Copies of Tom Vanderbilt's the book Traffic: Why We Drive the Way We Do (and What It Says About Us) will be available for sale at the event.
RICHARD SOMMER
Richard Sommer is an architect and urbanist with over twenty years of experience as a practitioner, educator, and theorist, and is currently the Dean of the Daniels Faculty of Architecture, Landscape, and Design at the University of Toronto. His design practice, research, and writing take the complex physical geography, culture, technology, politics, and historiography of the contemporary city as a starting point for creating a synthetic, cosmopolitan architecture. In addition to his focus on design in the context of broad trends in urbanization, Sommer has been engaged in a long-term, multi-faceted research project examining the transformation of monument making in societys aspiring towards democracy, with a particular focus on “America.” His professional and academic activity in urban design is diverse, and includes serving from 2005 to 2010, as the O’Hare Chair of Design and Development, and a Visiting American Scholar at the University of Ulster, Belfast. In this capacity he worked with government agencies, academics, and other groups to develop proposals for the design of Northern Ireland’s cities and towns as they emerge from “The Troubles.”

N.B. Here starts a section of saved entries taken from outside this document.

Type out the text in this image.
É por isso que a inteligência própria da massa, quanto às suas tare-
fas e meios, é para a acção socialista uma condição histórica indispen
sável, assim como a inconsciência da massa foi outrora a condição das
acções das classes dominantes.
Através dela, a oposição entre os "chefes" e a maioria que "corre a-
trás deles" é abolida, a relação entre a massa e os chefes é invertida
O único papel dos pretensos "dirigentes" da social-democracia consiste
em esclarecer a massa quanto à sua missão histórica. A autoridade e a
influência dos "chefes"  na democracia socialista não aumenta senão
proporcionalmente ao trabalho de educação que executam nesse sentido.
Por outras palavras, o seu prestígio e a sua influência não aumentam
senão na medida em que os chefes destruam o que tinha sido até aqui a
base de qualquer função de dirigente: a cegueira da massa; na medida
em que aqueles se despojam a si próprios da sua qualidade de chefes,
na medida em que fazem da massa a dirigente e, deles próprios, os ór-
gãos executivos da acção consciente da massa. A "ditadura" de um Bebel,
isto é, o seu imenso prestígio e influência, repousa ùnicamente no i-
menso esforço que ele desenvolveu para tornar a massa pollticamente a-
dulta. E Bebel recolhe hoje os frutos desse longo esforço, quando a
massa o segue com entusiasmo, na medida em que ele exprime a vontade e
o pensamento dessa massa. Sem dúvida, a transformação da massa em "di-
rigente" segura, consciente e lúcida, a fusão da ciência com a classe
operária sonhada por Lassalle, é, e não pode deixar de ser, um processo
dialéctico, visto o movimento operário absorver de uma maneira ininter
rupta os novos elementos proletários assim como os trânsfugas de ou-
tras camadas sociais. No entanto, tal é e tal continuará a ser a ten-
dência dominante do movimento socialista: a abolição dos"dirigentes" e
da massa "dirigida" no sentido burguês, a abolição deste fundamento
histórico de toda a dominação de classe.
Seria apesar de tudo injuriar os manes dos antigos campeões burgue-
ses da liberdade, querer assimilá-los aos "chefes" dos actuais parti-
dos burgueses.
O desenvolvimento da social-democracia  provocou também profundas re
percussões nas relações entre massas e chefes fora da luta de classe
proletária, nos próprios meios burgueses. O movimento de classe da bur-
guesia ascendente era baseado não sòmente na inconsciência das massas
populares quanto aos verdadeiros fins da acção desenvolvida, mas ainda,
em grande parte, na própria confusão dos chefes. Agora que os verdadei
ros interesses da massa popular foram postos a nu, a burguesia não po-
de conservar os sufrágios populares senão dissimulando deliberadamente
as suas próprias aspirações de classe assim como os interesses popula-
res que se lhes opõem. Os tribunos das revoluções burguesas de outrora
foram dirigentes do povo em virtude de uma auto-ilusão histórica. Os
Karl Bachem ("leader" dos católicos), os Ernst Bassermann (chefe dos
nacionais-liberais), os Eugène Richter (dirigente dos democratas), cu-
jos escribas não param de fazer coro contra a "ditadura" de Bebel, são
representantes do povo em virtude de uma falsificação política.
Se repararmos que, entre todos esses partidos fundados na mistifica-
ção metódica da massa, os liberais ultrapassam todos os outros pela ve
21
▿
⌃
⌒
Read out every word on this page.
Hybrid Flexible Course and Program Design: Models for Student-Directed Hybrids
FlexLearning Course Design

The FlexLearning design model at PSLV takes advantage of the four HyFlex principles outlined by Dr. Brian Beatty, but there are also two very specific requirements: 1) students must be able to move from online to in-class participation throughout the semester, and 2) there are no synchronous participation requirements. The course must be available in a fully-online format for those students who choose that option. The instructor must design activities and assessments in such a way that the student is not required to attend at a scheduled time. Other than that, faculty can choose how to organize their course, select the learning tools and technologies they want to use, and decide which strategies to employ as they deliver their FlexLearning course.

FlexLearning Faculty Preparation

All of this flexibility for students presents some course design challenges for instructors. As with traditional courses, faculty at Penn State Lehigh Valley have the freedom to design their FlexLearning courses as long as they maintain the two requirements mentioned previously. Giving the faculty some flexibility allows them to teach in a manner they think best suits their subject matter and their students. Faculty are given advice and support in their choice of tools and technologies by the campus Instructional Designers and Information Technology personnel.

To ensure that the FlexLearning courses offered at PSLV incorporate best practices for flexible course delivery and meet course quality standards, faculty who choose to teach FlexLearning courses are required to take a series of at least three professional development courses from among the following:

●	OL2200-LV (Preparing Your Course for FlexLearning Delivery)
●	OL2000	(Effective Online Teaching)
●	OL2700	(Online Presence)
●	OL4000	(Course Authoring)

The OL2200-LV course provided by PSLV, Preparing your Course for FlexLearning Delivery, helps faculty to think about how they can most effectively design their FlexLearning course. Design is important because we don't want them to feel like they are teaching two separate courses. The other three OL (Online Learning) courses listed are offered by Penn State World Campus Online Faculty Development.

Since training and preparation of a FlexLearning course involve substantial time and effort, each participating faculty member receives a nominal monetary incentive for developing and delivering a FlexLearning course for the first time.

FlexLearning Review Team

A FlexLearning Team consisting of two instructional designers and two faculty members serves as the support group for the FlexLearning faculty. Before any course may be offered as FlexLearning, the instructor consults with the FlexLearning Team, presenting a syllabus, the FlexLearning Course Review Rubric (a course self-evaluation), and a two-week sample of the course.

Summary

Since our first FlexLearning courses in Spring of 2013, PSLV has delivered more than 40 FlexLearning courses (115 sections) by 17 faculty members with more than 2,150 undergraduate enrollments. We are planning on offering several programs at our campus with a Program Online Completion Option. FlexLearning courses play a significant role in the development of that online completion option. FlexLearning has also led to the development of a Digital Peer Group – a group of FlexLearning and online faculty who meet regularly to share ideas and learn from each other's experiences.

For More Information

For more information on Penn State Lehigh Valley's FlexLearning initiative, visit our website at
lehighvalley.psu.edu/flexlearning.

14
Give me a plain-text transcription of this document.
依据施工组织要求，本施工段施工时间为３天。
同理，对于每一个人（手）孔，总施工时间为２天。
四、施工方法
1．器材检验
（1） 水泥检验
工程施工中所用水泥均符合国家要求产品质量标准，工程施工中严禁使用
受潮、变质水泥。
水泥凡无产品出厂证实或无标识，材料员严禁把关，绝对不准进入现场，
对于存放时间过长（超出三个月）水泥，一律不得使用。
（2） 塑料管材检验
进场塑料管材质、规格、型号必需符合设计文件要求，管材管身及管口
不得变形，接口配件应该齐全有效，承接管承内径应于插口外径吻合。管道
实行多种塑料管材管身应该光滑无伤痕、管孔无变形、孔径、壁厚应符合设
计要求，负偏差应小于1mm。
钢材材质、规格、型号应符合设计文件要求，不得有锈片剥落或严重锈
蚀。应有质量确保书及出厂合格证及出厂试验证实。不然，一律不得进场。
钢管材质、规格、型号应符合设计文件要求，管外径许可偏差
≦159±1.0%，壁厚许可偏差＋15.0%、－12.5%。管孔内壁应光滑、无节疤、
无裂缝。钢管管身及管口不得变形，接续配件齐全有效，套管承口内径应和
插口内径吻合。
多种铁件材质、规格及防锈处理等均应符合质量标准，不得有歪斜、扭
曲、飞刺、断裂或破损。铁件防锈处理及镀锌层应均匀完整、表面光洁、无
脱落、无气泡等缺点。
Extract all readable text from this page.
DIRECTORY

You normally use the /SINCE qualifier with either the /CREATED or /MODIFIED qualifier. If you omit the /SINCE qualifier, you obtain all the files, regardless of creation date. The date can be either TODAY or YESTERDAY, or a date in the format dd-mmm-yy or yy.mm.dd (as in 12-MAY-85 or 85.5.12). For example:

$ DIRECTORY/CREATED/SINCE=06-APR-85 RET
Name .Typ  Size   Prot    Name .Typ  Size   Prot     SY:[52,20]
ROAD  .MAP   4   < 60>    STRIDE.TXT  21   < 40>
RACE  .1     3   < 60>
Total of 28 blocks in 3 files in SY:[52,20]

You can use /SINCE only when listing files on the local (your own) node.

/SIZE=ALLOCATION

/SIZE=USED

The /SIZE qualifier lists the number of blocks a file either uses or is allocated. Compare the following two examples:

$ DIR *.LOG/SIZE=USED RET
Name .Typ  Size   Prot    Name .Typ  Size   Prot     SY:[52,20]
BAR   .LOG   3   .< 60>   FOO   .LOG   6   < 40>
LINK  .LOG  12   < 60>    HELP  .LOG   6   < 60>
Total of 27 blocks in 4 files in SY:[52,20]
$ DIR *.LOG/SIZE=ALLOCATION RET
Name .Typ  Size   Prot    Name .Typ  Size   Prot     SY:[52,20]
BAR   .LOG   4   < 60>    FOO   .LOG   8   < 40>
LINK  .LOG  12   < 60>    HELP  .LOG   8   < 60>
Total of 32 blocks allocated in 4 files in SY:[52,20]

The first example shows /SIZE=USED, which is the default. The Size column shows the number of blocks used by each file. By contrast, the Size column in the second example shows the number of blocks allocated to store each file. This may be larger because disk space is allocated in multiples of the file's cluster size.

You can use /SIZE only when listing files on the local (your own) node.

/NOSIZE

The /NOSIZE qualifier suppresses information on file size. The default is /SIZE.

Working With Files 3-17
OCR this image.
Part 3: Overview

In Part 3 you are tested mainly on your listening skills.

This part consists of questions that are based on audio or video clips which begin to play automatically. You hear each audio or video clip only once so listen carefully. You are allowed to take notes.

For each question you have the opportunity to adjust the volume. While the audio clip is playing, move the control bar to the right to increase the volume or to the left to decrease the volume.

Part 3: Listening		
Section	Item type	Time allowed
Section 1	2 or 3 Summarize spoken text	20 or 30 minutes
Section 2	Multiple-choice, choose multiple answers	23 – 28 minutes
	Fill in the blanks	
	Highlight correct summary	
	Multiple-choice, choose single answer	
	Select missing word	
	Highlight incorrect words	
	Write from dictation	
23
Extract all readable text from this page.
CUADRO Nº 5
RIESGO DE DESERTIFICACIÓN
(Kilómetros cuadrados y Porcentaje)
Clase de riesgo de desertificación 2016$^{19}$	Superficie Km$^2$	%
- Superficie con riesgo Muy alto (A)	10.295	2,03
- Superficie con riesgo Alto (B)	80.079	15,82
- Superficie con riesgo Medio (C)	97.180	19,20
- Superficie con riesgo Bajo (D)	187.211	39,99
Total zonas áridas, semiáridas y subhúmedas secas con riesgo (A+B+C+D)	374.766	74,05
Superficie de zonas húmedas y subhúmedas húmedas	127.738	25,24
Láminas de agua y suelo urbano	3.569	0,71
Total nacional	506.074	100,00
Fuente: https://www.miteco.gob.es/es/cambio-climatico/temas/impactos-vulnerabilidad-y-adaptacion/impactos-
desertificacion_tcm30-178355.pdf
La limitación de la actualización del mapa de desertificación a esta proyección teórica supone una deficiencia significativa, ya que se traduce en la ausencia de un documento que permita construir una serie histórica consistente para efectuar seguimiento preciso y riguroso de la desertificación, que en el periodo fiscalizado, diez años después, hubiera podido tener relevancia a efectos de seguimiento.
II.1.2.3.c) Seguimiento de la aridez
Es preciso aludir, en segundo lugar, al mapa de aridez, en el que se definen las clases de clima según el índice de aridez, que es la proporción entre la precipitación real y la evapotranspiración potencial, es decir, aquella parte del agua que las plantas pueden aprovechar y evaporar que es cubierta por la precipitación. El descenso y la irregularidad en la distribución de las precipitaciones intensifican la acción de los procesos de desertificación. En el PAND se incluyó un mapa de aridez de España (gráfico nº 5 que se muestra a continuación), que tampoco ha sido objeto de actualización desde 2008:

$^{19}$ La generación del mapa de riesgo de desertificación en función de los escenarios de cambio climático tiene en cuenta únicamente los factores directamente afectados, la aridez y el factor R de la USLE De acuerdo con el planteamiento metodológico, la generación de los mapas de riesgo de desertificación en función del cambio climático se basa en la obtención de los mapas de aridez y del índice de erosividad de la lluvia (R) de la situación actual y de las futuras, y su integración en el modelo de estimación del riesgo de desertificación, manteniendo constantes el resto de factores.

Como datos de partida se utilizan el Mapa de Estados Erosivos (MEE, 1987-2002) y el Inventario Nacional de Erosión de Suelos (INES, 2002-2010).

Before being appointed Dean at the University of Toronto in 2009, Sommer was the Director of Urban Design Programs and a member of the Design Faculty at Harvard’s Graduate School of Design for a decade. He has also held many other distinguished appointments, including serving as Scholar-in-Residence at the California College of the Arts from 1995-98 and as a Visiting Professor at Washington University in St. Louis from1993-95. He completed his undergraduate degrees in Architecture and Fine Arts at the Rhode Island School of Design, and completed his graduate studies in Architecture at Harvard University. His writings and projects have been published in Perspecta, ANY Magazine, Metropolis, JAE, Arcade, Critical/Productive, The Harvard Design Magazine, and the books Shaping the City: Studies in History, Theory and Urban Design, Supernatural Urbanism, Urban Design, Fast-Forward Urbanism and The Democratic Monument in America: A Twentieth Century Topography, among others.